Ce qu’il en coûte de répandre de la farine sur une urne électorale le jour des élections présidentielles

Garde à vue – 52 heures pour la mère – 21h pour les enfants
Ce qu’il en coûte de répandre de la farine sur l’urne électorale dans un bureau de vote le jour du second tour des élections présidentielles, 7 mai 2017, par une ingouvernable.

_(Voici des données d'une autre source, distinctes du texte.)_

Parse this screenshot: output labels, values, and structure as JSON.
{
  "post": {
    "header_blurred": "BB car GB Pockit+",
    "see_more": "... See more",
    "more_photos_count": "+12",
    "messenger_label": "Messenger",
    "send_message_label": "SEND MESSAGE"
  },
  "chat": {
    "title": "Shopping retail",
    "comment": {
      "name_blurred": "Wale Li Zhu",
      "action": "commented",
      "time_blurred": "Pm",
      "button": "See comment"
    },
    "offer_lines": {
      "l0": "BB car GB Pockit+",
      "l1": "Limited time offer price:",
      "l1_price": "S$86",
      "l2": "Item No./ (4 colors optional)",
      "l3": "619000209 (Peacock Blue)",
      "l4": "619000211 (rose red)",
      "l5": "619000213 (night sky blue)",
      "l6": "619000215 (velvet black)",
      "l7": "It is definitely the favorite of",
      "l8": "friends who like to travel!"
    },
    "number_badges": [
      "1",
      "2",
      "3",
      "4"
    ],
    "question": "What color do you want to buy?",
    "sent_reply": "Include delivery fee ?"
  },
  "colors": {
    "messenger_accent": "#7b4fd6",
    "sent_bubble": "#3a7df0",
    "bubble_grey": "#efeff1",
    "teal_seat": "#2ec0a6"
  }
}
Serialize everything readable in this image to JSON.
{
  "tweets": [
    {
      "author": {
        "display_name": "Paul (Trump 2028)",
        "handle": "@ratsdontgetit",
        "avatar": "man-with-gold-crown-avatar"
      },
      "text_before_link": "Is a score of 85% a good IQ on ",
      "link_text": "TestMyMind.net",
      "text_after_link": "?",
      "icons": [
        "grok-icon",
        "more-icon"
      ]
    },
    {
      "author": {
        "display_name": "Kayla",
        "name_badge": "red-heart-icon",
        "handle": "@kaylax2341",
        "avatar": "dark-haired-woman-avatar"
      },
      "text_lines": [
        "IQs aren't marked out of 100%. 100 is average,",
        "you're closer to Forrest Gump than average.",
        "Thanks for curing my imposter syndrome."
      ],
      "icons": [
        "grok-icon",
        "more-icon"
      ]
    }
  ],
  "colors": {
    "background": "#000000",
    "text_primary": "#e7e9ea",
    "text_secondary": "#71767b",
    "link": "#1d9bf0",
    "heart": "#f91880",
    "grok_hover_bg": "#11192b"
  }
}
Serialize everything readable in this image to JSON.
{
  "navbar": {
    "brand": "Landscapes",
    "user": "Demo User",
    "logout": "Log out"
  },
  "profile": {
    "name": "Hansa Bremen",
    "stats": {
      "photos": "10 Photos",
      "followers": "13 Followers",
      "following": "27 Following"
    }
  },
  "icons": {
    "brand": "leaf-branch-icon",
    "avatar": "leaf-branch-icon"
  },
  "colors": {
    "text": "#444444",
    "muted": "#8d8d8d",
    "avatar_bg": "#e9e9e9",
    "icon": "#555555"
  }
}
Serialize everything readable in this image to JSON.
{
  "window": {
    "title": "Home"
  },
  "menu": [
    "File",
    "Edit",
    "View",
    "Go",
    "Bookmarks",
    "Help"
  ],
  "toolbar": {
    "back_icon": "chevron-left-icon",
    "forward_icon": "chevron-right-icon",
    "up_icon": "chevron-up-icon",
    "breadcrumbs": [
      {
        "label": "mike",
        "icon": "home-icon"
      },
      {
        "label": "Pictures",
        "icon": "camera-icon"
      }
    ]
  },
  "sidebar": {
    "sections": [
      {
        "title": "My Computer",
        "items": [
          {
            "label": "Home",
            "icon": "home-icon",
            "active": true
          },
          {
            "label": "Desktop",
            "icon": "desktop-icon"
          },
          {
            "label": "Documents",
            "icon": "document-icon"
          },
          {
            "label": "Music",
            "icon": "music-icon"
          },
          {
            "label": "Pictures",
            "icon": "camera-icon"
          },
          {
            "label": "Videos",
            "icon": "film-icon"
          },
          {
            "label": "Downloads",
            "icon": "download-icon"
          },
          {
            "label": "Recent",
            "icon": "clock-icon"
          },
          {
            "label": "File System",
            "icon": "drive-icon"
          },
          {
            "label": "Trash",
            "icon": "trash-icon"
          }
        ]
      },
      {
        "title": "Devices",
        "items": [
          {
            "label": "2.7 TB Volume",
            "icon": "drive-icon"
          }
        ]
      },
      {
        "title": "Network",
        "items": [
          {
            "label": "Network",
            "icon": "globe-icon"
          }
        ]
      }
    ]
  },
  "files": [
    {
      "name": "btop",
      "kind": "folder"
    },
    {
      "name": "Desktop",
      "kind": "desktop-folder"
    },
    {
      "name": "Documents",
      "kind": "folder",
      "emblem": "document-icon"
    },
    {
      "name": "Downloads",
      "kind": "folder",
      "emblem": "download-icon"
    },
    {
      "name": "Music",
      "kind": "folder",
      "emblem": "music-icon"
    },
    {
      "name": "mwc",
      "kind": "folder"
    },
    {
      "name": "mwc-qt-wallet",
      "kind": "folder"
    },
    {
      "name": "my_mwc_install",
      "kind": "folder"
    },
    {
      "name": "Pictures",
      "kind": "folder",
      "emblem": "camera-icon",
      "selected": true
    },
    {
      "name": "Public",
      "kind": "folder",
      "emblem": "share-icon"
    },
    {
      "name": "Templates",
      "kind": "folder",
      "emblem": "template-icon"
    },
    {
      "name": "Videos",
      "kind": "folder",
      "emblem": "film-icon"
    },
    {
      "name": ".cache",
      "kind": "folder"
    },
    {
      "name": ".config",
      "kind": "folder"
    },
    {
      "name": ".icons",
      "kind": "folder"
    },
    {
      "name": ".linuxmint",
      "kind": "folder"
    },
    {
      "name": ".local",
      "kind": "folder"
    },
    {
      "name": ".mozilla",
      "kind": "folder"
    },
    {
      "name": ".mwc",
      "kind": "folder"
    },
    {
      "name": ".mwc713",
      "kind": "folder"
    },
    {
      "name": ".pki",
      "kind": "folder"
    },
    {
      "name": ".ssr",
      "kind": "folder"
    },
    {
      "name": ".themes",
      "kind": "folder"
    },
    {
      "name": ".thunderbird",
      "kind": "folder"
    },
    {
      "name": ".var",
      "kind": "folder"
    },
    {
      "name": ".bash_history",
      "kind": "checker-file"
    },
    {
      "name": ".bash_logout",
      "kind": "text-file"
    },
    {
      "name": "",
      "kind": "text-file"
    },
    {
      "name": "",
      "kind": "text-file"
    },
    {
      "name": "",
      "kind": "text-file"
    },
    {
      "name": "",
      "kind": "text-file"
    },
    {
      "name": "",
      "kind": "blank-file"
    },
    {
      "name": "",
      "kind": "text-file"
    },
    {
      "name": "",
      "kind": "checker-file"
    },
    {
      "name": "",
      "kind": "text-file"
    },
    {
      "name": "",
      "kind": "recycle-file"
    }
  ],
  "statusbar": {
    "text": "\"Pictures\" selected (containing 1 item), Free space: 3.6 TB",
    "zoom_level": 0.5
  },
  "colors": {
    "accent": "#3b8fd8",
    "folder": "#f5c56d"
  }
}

Initialement publié sur lundimatin.

11h30 : je me présente au bureau de vote, accompagnée de mes deux enfants, 19 ans et 15 ans. Je pointe, ne cherchant pas à cacher mon identité, je prends en main l’enveloppe permettant de voter ainsi que les bulletins des deux candidats. Je me déleste de mon manteau, j’enfile une perruque hirsute, place en bouche des dents en plastique farces et attrapes, particulièrement moches, voulant par là me donner une contenance de femme préhistorique. Ces élections en effet sont une mascarade et sont proprement anhistoriques – préhistoriques. Accoutrée de la sorte, poussant des grognements grotesques et sautillant, je me place au centre du bureau de vote, jette en l’air les bulletins des candidats, me saisis de pq placé dans la poche arrière de mon jean et en garnis l’enveloppe électorale. Enfin, je me dirige vers l’urne, bien décidée à y déposer dessus, à défaut d’y mettre dedans, mon enveloppe fourrée de pq. Un assesseur s’interpose, m’enjoignant de partir, je parviens néanmoins à jeter mon enveloppe sur l’urne en criant : “j’ai voté, j’ai voté”. Je me saisis ensuite du sac plastique contenant de la farine (une dizaine de cuillères à soupe) qui est resté dans mon manteau et, me dirigeant de nouveau vers l’urne, je le déchire au-dessus de celle-ci, la farine se répandant généreusement sur l’urne, (maculant aussi le sol et très certainement les assesseurs, mais je ne suis pas attentive à cela ; je suis moi-même un peu enfarinée et suppose donc qu’il en est de même des assesseurs assis/debout derrière l’urne électorale) Mes enfants, postés de part et d’autre de la salle, filment. La comédie finie, nous repartons du bureau de vote sans difficulté aux cris de : “nique les élections pièges à cons”, “à mort le fascisme”, “ni Le Pen ni Macron”, etc.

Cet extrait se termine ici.